Трамвай задерживался на светофоре. Зевающая вагоновожатая, увидев одинокую длинную фигуру, вопросительно полуоткрыла переднюю дверь. Писатель помотал головой в знак отказа и хищно улыбнулся. Поворотом ручки женщина затворила дверь. Мигнул зеленый. Трамвай приближался, набирая ночную скорость, дыша перегаром машинного масла.
ГМ считал про себя: три, два, один… «Пуск!» – закричал он во весь голос, выхватил из-за пазухи рукопись и метнул под колесо. Папка упала идеально, как надо, и была разрезана точно пополам. ГМ станцевал на шпалах канкан, улюлюкая по-индейски, в вихре обрывков фантастического романа. Колёса хорошо его покромсали.
По дороге в гостиницу он убеждал себя в том, что признателен балбесам за избавление от банальности.
Он любил путешествовать, как всякий романтик из шестидесятых. Юношей выучился на гляциолога, чтобы попасть в Антарктиду. Исполнил мечту и узнал, что научные экспедиции – зеленая тоска и сплошное пьянство, особенно когда пересекаешь Индийский океан.
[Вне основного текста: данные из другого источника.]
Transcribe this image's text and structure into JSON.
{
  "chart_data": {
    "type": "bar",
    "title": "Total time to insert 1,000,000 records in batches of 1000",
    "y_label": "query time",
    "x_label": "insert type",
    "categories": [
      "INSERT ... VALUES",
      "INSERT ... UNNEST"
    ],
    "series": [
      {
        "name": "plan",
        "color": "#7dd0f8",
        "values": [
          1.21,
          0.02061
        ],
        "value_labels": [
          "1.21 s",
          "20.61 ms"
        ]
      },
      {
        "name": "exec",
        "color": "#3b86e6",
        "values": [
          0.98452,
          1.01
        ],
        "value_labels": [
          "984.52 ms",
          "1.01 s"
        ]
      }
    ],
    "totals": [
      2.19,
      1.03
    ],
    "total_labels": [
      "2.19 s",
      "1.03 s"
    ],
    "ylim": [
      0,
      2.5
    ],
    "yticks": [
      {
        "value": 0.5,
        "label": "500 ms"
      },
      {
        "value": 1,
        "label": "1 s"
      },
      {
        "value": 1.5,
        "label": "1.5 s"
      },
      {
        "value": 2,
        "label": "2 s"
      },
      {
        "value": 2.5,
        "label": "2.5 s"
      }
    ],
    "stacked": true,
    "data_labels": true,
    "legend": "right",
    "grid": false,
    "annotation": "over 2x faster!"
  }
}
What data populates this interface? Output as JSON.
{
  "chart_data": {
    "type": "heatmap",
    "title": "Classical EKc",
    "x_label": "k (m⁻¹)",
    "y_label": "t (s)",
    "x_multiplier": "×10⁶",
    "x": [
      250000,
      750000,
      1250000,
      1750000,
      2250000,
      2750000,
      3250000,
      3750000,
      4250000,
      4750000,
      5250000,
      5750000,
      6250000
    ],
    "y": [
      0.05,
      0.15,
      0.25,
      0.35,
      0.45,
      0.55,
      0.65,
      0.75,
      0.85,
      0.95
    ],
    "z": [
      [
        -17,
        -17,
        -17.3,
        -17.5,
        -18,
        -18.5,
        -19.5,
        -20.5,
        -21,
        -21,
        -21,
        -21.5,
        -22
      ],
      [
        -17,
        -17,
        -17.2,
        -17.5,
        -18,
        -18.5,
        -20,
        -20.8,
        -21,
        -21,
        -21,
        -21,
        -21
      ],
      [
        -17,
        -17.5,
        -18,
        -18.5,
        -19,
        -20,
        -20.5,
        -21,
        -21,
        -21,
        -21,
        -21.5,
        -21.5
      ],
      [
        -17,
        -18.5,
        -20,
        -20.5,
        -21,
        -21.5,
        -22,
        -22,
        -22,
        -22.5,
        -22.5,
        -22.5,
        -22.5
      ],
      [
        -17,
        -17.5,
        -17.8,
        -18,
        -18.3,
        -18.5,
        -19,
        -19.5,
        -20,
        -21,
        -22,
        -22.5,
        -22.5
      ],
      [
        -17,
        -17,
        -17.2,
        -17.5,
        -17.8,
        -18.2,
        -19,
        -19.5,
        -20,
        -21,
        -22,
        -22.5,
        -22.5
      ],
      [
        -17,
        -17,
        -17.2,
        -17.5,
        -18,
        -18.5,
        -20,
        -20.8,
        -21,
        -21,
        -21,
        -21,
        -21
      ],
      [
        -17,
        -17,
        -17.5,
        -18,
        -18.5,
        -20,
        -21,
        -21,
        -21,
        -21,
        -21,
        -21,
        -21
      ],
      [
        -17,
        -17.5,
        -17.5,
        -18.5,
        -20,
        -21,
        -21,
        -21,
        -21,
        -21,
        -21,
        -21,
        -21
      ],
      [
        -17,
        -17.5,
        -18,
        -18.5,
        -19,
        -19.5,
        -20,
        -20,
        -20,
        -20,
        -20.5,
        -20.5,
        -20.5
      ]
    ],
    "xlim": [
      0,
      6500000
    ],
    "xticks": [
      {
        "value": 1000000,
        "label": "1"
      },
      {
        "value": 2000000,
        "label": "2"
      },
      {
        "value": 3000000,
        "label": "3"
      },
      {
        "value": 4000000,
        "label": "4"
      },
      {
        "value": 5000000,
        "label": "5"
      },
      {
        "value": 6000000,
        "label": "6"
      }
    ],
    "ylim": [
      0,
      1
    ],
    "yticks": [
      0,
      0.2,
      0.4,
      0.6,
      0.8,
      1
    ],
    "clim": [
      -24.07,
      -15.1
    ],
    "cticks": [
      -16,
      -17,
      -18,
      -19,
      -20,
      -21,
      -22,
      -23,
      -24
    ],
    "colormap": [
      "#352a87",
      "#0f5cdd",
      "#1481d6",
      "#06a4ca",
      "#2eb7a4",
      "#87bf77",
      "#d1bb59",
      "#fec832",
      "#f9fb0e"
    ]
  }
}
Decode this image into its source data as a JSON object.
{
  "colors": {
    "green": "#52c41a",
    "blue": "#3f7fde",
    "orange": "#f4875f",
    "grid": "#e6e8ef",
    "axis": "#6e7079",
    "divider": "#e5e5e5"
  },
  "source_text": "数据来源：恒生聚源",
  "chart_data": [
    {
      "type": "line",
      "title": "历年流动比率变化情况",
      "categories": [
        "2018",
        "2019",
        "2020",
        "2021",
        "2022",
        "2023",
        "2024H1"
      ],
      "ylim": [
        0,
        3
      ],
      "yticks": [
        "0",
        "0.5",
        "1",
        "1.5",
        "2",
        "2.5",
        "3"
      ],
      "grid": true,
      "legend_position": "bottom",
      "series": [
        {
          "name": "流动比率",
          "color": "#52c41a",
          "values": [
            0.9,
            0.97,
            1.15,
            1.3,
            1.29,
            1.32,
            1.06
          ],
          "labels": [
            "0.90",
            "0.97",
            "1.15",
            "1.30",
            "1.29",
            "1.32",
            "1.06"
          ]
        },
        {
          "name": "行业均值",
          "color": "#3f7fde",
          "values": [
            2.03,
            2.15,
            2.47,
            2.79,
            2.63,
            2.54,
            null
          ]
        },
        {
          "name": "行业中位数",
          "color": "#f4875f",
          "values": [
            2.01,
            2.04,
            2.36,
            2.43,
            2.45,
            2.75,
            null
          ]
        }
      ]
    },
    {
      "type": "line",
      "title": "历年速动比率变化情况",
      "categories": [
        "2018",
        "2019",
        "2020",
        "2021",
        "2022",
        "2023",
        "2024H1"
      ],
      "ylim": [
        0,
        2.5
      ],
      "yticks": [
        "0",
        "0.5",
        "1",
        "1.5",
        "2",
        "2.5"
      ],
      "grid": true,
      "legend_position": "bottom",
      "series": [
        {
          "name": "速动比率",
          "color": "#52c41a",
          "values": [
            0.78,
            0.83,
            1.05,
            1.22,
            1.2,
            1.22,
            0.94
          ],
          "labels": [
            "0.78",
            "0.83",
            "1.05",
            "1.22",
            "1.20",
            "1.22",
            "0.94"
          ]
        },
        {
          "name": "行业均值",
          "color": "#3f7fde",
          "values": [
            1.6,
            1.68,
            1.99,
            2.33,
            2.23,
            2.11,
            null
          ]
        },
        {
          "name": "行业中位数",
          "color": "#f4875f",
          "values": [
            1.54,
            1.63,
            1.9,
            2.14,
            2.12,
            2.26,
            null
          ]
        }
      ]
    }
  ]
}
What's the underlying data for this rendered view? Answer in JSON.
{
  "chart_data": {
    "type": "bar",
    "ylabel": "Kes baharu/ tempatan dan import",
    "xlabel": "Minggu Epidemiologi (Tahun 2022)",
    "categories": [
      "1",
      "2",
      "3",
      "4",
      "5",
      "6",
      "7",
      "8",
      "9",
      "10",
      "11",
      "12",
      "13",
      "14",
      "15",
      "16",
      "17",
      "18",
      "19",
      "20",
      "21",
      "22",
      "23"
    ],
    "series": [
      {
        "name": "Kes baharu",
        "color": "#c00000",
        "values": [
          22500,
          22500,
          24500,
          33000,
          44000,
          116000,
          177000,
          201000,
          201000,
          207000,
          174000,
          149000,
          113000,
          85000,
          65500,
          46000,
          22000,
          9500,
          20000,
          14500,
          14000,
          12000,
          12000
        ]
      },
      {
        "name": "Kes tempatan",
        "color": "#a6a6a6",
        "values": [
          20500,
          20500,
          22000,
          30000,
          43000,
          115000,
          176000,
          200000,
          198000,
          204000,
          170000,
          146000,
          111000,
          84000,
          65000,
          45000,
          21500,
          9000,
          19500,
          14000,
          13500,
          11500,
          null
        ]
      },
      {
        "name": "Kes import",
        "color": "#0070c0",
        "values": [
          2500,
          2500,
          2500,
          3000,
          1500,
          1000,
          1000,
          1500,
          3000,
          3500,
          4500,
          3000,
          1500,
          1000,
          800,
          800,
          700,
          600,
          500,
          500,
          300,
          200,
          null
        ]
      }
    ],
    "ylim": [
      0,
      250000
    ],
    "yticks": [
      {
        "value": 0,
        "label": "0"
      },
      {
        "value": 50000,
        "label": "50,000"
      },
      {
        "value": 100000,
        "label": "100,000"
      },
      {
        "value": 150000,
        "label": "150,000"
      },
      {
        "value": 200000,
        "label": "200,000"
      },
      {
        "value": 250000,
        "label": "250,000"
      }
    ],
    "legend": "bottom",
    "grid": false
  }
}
Но не растерялся, не спился, а потратил пустое время на сочинение приключенческих романов о подвигах комсомольцев. Езда в незнаемое оказалась перспективной. Вскоре ГМ уже восседал на небольшом Олимпе посреди Западно-Сибирской низменности. К концу семидесятых стал безгранично выездным и за десять лет облетел полмира в качестве голубя советской литературы.
В том году в списке значились Куала-Лумпур, Бруней, Сингапур, Дели и Катманду, где он подружился с малоизвестным поэтом-битником, имевшим при себе волынку с кокаином. Всю ночь они с битником дули в клетчатый мешок под стоны двух влюбленных шведок, обжимавшихся на ковре, а утром надо было лететь в Москву, бедную, голодную и некрасивую. Оттуда в Сибирь, где с нетерпением ждали его приговора молодые таланты.
Пара балбесов была тут как тут. Они успели накатать вторую часть своей безумной эпопеи и опять на что-то надеялись.
– Через месяц еду в Германию, – сказал ГМ, чувствуя прилив вдохновения. – Возьму вашу рукопись с собой и заброшу в «Посев». Теперь уже можно. А если дадите мне второй экземпляр – отправлю в Канаду Саше Соколову.
Слова выходили легко, физиономии идиотов искрились восторгом.